2013 Reading: How to Write a Sentence by Stanley Fish

How to Write a SentenceHow to Write a Sentence: And How to Read One by Stanley Fish: The book isn’t nearly as enlightening as I’d hoped. At the outset, Fish dismisses the jargon of linguistics but simply substitutes his own. I’m learning far more from a much more difficult but substantial book on language than I did from this one. Of course, for a writer, it is often interesting to see examples of the good and the bad drawn from published work, but Fish could have chosen more modern authors—he doesn’t seem to get much past Gertrude Stein—to be more appealing and relevant to writers.

I suppose if I were still teaching Freshman composition, some of the ideas articulated in the book might be useful. Fortunately for me, I’m not.

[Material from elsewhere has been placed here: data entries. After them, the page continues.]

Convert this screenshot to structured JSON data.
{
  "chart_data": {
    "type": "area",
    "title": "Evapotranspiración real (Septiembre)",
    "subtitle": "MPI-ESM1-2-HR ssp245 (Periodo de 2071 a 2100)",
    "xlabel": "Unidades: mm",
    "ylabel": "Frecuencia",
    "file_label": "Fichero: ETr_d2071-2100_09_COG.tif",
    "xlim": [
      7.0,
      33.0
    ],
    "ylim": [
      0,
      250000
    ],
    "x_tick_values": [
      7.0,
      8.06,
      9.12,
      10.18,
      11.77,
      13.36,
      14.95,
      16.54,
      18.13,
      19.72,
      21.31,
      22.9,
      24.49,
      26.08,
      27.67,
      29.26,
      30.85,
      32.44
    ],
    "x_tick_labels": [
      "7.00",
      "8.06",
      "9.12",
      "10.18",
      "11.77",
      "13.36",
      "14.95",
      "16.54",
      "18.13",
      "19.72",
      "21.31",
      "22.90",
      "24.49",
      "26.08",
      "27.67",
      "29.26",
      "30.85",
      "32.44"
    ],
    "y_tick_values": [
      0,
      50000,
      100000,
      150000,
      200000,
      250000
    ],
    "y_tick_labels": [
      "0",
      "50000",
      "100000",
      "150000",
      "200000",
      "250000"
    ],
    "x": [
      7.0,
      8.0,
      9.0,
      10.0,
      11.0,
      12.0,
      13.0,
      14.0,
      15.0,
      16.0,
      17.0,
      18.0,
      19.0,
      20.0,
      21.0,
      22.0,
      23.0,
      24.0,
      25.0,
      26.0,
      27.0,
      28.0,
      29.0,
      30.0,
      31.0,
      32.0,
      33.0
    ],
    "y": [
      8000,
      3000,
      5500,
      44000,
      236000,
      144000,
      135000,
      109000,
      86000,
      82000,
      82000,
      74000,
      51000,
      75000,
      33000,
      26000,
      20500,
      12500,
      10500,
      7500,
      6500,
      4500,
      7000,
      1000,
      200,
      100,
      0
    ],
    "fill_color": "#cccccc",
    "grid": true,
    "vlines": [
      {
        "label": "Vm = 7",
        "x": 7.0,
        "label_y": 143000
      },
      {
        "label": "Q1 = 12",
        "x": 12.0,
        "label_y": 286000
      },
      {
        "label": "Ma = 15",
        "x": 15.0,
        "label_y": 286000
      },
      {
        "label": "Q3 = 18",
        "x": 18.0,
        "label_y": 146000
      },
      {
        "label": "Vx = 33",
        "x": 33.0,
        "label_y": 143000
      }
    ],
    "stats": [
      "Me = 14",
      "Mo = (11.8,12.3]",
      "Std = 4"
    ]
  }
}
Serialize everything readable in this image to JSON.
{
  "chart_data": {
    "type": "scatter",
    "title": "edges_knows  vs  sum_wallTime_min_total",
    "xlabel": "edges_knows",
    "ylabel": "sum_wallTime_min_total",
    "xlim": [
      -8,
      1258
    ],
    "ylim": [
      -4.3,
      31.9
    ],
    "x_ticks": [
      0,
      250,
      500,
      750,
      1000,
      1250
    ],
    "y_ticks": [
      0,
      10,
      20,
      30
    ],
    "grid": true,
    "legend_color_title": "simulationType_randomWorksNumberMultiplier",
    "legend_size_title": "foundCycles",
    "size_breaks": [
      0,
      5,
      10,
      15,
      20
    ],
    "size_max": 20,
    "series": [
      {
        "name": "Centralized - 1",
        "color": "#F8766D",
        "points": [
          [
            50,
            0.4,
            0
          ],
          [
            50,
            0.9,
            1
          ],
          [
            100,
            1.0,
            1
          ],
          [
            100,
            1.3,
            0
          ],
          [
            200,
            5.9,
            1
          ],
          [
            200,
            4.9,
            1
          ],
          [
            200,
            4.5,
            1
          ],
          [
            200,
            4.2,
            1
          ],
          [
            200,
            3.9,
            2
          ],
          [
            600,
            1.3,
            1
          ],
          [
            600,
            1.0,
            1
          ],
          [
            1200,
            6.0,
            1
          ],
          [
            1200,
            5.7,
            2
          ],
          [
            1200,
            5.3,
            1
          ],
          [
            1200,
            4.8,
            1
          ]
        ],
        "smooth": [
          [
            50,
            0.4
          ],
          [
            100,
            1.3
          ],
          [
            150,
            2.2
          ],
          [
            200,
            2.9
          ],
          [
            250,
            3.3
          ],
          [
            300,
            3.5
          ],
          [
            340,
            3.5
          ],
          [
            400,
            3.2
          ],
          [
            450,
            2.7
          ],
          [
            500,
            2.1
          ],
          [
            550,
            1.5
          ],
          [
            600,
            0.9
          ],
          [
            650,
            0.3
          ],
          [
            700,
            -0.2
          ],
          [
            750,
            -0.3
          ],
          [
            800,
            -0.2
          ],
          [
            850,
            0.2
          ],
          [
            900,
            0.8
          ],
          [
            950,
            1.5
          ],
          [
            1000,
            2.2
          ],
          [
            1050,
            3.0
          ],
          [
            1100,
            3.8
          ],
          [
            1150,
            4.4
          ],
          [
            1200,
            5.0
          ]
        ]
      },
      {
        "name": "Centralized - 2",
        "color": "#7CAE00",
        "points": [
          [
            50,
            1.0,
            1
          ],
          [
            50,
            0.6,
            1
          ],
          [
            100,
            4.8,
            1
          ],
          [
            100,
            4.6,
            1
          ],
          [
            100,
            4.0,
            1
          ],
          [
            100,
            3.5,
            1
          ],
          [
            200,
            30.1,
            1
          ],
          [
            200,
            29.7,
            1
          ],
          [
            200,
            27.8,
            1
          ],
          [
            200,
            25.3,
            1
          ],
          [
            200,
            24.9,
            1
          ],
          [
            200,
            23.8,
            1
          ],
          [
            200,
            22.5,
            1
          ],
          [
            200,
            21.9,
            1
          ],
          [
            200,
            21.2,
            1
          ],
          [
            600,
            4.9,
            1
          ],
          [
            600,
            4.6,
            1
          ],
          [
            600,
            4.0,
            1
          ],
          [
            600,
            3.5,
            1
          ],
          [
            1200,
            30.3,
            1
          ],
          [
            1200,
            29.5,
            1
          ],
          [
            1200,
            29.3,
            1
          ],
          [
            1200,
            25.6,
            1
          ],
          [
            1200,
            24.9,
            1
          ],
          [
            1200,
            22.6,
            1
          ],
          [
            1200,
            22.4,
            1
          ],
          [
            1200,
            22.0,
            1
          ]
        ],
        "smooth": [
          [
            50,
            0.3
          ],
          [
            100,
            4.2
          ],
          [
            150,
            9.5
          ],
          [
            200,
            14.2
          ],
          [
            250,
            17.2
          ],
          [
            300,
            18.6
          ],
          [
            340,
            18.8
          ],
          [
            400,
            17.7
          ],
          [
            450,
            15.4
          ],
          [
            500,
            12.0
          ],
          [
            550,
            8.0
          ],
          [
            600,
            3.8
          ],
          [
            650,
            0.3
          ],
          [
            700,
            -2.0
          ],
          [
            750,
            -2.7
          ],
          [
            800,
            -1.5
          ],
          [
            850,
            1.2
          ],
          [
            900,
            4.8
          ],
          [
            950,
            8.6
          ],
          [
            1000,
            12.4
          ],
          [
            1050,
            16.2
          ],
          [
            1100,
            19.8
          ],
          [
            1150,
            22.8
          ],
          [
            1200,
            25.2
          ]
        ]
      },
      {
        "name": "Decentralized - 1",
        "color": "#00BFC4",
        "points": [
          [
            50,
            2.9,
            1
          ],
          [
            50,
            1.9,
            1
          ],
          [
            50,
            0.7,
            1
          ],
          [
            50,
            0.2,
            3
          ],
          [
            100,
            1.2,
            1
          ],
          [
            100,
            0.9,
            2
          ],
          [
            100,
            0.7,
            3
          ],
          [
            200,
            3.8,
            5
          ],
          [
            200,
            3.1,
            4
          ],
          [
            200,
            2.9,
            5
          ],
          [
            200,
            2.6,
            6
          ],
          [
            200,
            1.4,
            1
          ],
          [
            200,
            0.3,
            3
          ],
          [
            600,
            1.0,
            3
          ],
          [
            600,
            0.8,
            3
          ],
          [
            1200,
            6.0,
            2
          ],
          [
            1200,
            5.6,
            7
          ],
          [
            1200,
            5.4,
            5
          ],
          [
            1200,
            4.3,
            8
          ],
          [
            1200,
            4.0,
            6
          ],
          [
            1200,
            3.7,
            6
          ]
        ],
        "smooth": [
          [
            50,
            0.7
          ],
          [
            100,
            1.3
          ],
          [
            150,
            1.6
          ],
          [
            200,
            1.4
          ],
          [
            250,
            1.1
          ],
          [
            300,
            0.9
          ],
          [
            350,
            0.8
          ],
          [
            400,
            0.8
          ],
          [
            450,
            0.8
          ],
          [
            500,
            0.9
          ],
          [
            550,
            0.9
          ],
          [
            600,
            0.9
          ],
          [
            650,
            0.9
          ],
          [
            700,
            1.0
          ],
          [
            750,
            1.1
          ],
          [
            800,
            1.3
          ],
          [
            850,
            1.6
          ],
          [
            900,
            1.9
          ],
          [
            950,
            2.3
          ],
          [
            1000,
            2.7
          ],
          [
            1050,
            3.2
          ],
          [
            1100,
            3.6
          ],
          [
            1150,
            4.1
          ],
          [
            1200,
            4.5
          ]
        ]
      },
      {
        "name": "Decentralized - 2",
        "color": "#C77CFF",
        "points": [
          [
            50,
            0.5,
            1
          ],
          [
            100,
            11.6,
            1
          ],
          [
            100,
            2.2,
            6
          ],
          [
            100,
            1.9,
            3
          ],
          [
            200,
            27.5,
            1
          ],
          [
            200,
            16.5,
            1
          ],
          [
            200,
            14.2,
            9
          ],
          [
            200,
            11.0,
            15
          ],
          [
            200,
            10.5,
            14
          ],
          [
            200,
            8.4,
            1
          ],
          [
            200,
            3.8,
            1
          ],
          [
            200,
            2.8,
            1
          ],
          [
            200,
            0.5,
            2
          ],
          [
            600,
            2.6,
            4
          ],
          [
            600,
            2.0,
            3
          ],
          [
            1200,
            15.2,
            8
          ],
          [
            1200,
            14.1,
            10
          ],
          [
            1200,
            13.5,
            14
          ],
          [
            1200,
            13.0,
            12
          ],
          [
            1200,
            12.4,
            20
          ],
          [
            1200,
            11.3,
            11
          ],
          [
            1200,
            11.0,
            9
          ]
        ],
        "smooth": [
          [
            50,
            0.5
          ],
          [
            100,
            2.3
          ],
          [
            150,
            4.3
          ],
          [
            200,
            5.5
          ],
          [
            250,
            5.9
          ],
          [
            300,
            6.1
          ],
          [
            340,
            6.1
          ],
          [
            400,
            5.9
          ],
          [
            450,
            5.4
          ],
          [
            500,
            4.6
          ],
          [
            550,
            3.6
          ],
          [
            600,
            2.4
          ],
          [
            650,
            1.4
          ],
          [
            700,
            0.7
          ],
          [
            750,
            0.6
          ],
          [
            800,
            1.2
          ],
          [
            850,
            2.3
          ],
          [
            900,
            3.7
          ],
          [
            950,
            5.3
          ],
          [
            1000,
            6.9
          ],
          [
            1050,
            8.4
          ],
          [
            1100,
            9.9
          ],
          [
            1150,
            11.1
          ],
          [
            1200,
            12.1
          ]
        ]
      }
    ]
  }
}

On the other hand–and I’m not sure this was a function of reading the book or simply the fact that I’m in the early stages of writing my new novel–I do find myself thinking more and more about sentences. So I’m not sorry that I read Fish.

2 thoughts on “2013 Reading: How to Write a Sentence by Stanley Fish”

  1. You’re doing quite of bit of reading and thinking. I hope you’re not doubting yourself. You’re far too accomplished a writer to go back the way you came, searching for something you think you might have dropped.

  2. I think a little doubt, if that’s what I’m feeling, might help! As I move forward in this novel, I need to think about plotting (not sentences so much) in a way that I haven’t before, since both of my unpublished novels I believe have plot flaws. (Anyway, I’m not really doing more reading/thinking than usual; I’m just doing a better job of recording it here!)